И, приподняв чашку, Лепот сквозь её ручку умоляюще взглянул на Гаврилова.

– Ты всё сделал правильно! – похвалил Гаврилов. – И ты молодец, что мне написал, и мы молодцы, что тебя встретили. Ты только секрета не раскрыл: что за преступление планируется в Соколином.

Лепот передвинул чашку и посмотрел сквозь ручку уже другим глазом.

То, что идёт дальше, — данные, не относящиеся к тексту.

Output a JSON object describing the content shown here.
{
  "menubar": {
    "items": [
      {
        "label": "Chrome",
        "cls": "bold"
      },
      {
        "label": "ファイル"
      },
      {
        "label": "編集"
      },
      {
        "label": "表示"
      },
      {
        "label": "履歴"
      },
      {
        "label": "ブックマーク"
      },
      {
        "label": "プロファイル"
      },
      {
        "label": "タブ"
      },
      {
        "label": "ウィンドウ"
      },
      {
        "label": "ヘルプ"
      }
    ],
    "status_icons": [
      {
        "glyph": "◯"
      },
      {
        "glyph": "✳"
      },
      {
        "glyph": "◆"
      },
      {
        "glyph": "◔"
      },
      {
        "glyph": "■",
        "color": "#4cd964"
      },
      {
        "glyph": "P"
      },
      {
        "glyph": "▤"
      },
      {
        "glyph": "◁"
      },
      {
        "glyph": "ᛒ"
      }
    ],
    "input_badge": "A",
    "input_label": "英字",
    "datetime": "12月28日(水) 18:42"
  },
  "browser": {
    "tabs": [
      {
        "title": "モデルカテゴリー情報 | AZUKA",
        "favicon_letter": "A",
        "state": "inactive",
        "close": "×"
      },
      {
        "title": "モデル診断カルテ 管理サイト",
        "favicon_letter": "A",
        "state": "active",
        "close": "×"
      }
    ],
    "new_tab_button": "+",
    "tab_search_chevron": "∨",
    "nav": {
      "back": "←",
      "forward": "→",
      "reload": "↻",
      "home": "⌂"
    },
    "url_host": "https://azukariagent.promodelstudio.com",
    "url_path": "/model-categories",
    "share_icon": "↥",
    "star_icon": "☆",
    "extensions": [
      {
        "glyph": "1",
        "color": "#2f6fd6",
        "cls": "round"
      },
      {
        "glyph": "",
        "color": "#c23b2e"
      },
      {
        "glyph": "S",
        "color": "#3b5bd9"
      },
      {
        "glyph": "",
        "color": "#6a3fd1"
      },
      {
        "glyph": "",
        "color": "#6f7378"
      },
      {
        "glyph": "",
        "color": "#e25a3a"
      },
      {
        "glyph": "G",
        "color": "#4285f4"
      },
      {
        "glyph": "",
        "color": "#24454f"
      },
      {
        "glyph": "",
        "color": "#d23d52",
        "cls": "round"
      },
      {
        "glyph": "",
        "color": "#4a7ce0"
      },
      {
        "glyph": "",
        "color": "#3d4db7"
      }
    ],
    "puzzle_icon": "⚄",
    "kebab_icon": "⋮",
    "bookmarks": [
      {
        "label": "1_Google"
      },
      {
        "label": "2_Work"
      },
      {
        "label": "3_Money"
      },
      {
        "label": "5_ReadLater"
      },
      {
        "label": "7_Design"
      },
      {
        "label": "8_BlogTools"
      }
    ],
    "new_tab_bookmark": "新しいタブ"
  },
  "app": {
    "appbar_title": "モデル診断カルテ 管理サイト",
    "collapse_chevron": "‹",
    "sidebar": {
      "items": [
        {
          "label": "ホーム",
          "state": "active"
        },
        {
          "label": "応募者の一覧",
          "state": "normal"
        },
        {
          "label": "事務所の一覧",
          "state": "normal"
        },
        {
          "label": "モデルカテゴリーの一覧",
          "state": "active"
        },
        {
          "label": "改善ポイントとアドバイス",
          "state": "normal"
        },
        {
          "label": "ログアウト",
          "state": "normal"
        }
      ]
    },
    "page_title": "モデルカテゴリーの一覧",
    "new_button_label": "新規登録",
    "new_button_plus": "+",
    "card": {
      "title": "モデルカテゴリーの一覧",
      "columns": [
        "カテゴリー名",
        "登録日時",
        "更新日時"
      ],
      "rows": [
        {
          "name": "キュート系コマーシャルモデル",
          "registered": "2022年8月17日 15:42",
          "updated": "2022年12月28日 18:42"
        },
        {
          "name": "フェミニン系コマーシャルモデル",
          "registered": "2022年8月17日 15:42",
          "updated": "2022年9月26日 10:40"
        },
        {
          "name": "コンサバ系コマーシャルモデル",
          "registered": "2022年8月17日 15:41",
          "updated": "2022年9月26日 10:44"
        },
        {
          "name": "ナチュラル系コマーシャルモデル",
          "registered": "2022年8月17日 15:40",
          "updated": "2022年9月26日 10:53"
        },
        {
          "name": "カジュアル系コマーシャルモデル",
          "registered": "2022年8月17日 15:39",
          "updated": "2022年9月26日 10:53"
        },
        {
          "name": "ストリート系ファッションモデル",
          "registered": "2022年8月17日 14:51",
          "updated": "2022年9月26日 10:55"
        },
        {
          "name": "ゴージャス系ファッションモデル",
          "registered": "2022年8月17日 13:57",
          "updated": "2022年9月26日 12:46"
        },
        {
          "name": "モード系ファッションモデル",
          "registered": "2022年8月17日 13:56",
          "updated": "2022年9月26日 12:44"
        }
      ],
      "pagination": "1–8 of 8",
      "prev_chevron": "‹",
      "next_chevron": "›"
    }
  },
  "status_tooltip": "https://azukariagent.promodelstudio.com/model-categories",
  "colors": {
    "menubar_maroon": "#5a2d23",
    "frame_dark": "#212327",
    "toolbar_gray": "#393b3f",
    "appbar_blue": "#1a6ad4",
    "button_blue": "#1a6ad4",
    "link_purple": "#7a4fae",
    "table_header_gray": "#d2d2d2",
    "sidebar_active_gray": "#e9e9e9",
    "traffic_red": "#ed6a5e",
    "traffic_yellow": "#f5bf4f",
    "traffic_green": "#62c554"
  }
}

– Нет, не могу сказать… Прости, но не могу… Пока не могу – а может, и никогда не смогу! – решительно произнёс он.

– Почему?

Писатель замялся:

– Видишь ли… Это не того рода преступление, когда нужно вооружаться дробовиком или брать с собой сторожевых собак… нет… напротив, это изящное, тонкое, кружевное преступление. Оно всё на полутонах, всё на воображении! Я бы даже назвал его деянием злого гения! Такие преступления бывают раз в сто, нет – раз в двести лет!

– Так в чём же оно? – нетерпеливо воскликнул Гаврилов.

Лепот заёрзал на стуле:

– Скажу тебе правду. Я не хочу рассказывать потому, что ты писатель. При писателях нельзя даже рта раскрывать. Ты похитишь у меня этот замысел и напишешь книгу. А я хочу написать её сам.

– Не похищу, – пообещал Гаврилов.

– Нет, похитишь. Захочешь не похитить, но всё равно похитишь. Это у писателей в крови. Меня уже обокрали один раз. Знаешь Мишукова? Я как-то случайно рассказал этому графоману свой сюжет. Там смысл в том, что муж уходит от жены! Какова тема? Блеск! И что же? Через полгода открываю новую книгу Мишукова, и там у него жена уходит от мужа! Изменил мой сюжет, гад, исковеркал, да ещё и следы замёл!

Гаврилов хотел осторожно заметить, что муж, сбежавший от жены, – сюжет в литературе довольно обычный и в его книгах тоже такое встречается, хотя он не читал ни Лепота, ни Мишукова. Однако Лепот был мужчина физически крепкий, а на столе во множестве лежали вилки и другие опасные предметы, так что он не стал рисковать.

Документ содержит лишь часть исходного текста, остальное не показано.